Is there a moment in the winemaking year where you just ‘get a feeling’ for what’s going on / going to happen? First impression when looking at the fruit prior harvest. You get an idea of the season. In the winery during every step of the winemaking process you get a clearer picture about the vintage.
I’ve been to your new Cellar door in Martinborough – where do you make your wines? We are setting up the small winery just behind the cellar door. It’s been a winery before for contract winemaking.
What trends have you noticed? What do think is next for New Zealand wines? Do you have specific plans? In our opinion you can’t go with trends in winemaking if you grow your grapes yourself. Planting a vineyard is a long-term project where the next generation will get the benefit out of it. In New Zealand we still need to carry on with grape growing for another 50 years. This will be the time we will be able to produce even more amazing and complex wines out of this beautiful country. Therefore, the varieties in the region belong to here and are the perfect ones to grow in this climate and the type of soil. We strongly believe in the great potential of Chardonnay and Pinot Noir in New Zealand.
Is there someone you would love to try your wines, and why? Always interesting is tasting our wines with other winemakers. You always get a good picture and interesting discussions about the wines.
I hear that Raphael is ‘stuck’ overseas – How is that affecting you? Not stuck overseas, just on a winemaking trip for a swiss winery.
Do you miss the freedom of travel? Making wine in two hemispheres has been challenging in the last couple of years for sure. He managed to carry on with booking MIQ rooms ways before he travelled. This way he could make sure he will get back to New Zealand in time. But MIQ he will not miss!
What other New Zealand wines do you rate, or benchmark yourselves against? Chardonnay we always keep an eye on wines from Kumeu River. They are super elegant and expressive Chardonnays and in our view the Benchmark for New Zealand Chardonnay. For Pinot Noir the top producers from the Wairarapa region.

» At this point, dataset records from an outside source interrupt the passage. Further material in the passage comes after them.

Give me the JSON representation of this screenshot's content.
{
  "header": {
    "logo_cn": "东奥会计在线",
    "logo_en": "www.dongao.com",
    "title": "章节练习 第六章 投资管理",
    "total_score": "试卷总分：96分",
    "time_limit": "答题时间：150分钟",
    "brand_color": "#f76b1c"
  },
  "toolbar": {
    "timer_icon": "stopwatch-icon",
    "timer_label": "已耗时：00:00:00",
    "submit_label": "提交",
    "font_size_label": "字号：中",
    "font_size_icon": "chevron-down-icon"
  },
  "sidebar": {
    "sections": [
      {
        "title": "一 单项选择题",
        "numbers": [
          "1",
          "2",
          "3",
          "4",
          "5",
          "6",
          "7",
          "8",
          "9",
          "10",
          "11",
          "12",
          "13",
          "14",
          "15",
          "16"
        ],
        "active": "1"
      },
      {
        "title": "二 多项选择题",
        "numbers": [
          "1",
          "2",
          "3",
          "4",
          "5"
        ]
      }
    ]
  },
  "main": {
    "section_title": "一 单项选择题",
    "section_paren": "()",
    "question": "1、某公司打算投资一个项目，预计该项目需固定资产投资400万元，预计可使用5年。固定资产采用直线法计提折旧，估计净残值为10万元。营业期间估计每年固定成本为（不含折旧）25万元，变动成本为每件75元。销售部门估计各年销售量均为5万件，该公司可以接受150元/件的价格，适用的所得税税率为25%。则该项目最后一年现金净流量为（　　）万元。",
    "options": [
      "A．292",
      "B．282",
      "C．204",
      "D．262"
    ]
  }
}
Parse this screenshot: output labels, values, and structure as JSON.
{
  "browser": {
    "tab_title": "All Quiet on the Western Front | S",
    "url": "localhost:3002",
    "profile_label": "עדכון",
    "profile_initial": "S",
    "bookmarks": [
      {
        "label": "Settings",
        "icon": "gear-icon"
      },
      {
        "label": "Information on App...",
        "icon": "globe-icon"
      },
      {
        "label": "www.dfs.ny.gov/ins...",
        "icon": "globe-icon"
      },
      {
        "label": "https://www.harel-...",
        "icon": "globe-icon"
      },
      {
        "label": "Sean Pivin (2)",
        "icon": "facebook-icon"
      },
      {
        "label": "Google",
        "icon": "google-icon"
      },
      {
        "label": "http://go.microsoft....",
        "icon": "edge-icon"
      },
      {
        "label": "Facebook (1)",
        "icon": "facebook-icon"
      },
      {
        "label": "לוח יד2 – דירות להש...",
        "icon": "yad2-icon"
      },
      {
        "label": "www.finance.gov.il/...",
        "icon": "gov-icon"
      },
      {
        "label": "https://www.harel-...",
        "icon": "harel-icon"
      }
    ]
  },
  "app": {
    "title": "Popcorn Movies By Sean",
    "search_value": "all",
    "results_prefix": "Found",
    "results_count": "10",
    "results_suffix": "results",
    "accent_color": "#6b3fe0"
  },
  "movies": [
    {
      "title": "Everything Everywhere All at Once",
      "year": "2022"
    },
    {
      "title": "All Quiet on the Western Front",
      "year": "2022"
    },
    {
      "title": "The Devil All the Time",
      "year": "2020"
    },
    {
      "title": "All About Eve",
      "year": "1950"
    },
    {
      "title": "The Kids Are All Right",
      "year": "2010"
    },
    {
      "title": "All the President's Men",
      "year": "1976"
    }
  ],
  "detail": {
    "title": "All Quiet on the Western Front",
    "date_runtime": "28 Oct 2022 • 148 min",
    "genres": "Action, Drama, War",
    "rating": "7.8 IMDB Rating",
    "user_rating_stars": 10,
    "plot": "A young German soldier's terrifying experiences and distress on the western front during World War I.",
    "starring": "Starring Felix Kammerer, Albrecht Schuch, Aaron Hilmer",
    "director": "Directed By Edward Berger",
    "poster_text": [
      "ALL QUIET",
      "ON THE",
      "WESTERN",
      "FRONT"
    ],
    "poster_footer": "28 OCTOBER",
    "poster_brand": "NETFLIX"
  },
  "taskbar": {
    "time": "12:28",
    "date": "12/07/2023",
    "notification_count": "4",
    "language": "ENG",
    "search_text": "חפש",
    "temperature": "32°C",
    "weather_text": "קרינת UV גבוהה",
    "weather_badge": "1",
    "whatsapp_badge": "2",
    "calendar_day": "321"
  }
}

And, what under-rated wines do you know of from your overseas experience that New Zealanders should know more about? Native grapes from South-western Switzerland (Petite Arvine, Heida, Cornalin, Humagne rouge and blanc). Hard to get but full of characteristic and great aging potential.
German Riesling – Sauvignon blanc from the Steiermark region in Austria. Nebbiolo from the Piedmont region (Barolo, Barbaresco and alto Piedmont).